A 48‐bp deletion within the promoter of the BnaC9 . APT5 gene results in elevated seed number per silique in Brassica napus

Seed number per silique (SNPS) is an important determinant for seed yield in rapeseed (Brassica napus). Here, the molecular mechanism of BnaC9.APT5 (Adenine phosphoribosyltransferase 5) regulating SNPS was identified by combining gene function with biochemical analyses. Overexpression (OE) of Arabidopsis Adenine Phosphoribosyltransferase 5 (AtAPT5) and ectopic expression of BnaC9.APT5 in Arabidopsis thaliana increased SNPS by c. 9%. By contrast, the Arabidopsis knockout mutant had 18% fewer seeds per silique.
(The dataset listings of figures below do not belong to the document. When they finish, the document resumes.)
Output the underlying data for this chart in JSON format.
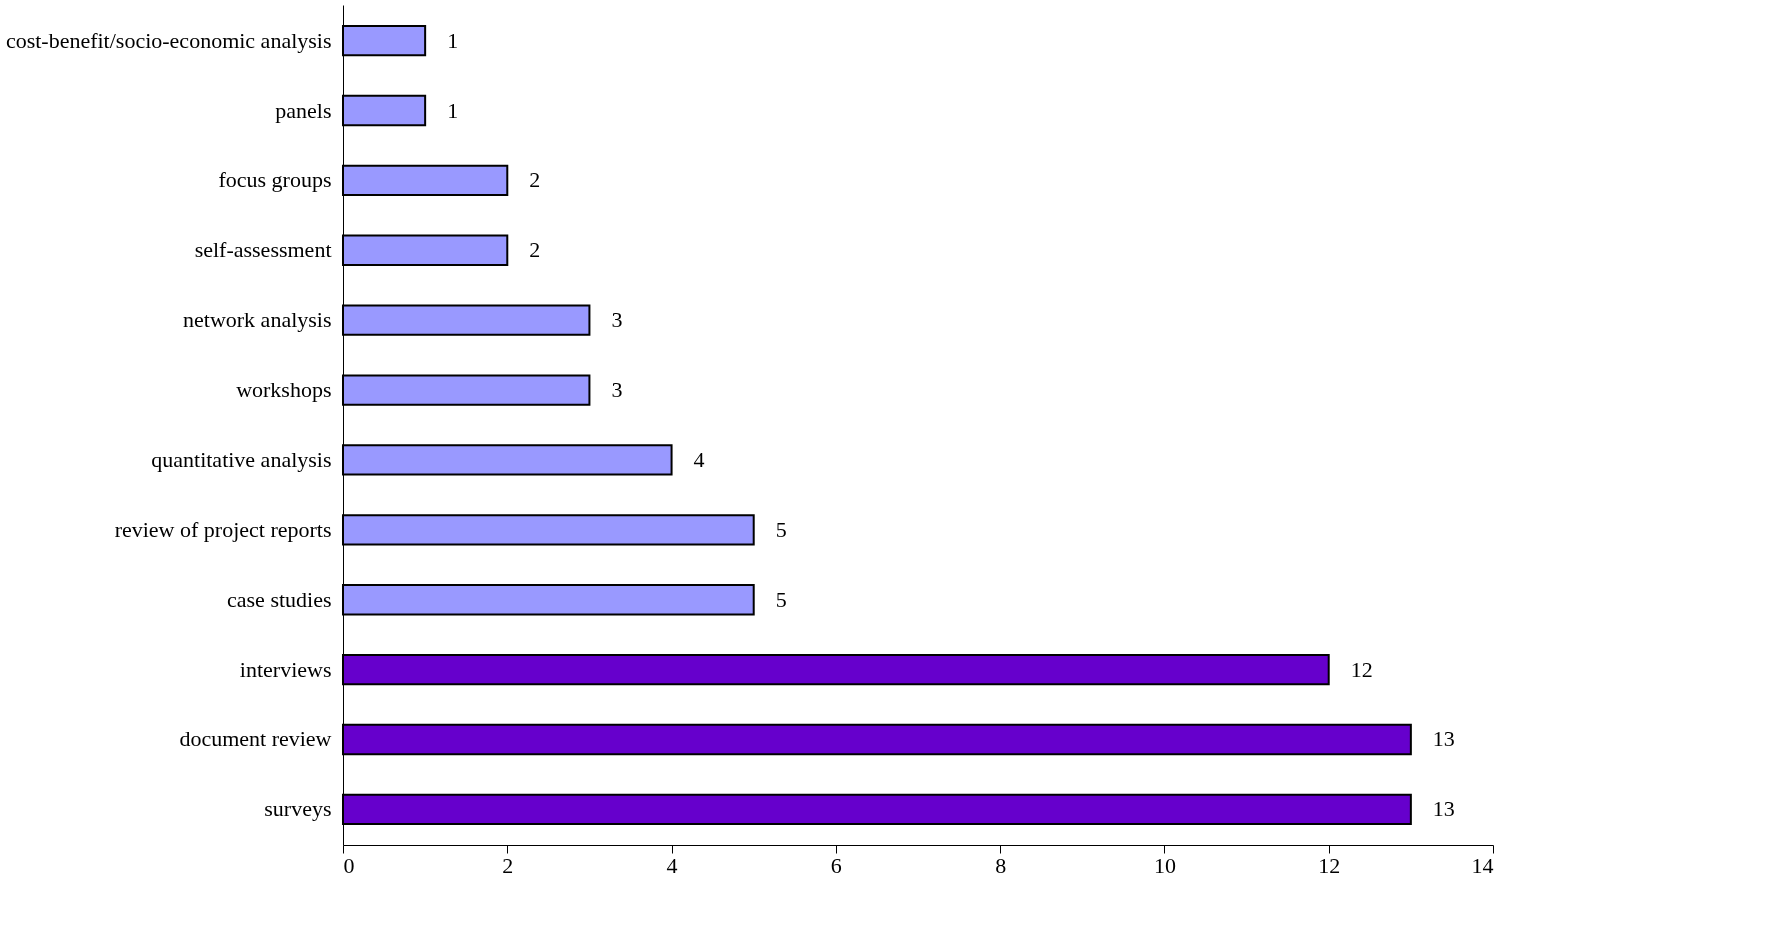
{
  "chart_data": {
    "type": "bar",
    "orientation": "horizontal",
    "categories": [
      "cost-benefit/socio-economic analysis",
      "panels",
      "focus groups",
      "self-assessment",
      "network analysis",
      "workshops",
      "quantitative analysis",
      "review of project reports",
      "case studies",
      "interviews",
      "document review",
      "surveys"
    ],
    "values": [
      1,
      1,
      2,
      2,
      3,
      3,
      4,
      5,
      5,
      12,
      13,
      13
    ],
    "colors": [
      "#9999ff",
      "#9999ff",
      "#9999ff",
      "#9999ff",
      "#9999ff",
      "#9999ff",
      "#9999ff",
      "#9999ff",
      "#9999ff",
      "#6600cc",
      "#6600cc",
      "#6600cc"
    ],
    "xlim": [
      0,
      14
    ],
    "xticks": [
      0,
      2,
      4,
      6,
      8,
      10,
      12,
      14
    ],
    "data_labels": true,
    "grid": false
  }
}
OE of BnaC9.APT5 in rapeseed increased SNPS by c. 11% through upregulating cytokinin (CK) biosynthesis genes. The enzyme activity analysis showed that BnaC9.APT5 converts adenine to adenosine monophosphate. Spraying the Arabidopsis knockout mutant with 6-benzylaminopurine increased SNPS by 34%. The treatment of the Arabidopsis AtAPT5 and rapeseed BnaC9.APT5 OE lines with the CK biosynthesis inhibitor lovastatin reduced SNPS by c. 7% and 9%, respectively. Thus, BnaC9.APT5 controls SNPS via the CK metabolism in rapeseed. A 48-bp InDel in the BnaC9.APT5 promoter was significantly associated with gene expression and SNPS and has been selected during rapeseed 'double-low' quality breeding. Our data provide clear evidence of the role of the BnaC9.APT5 gene for the genetic improvement of modern rapeseed.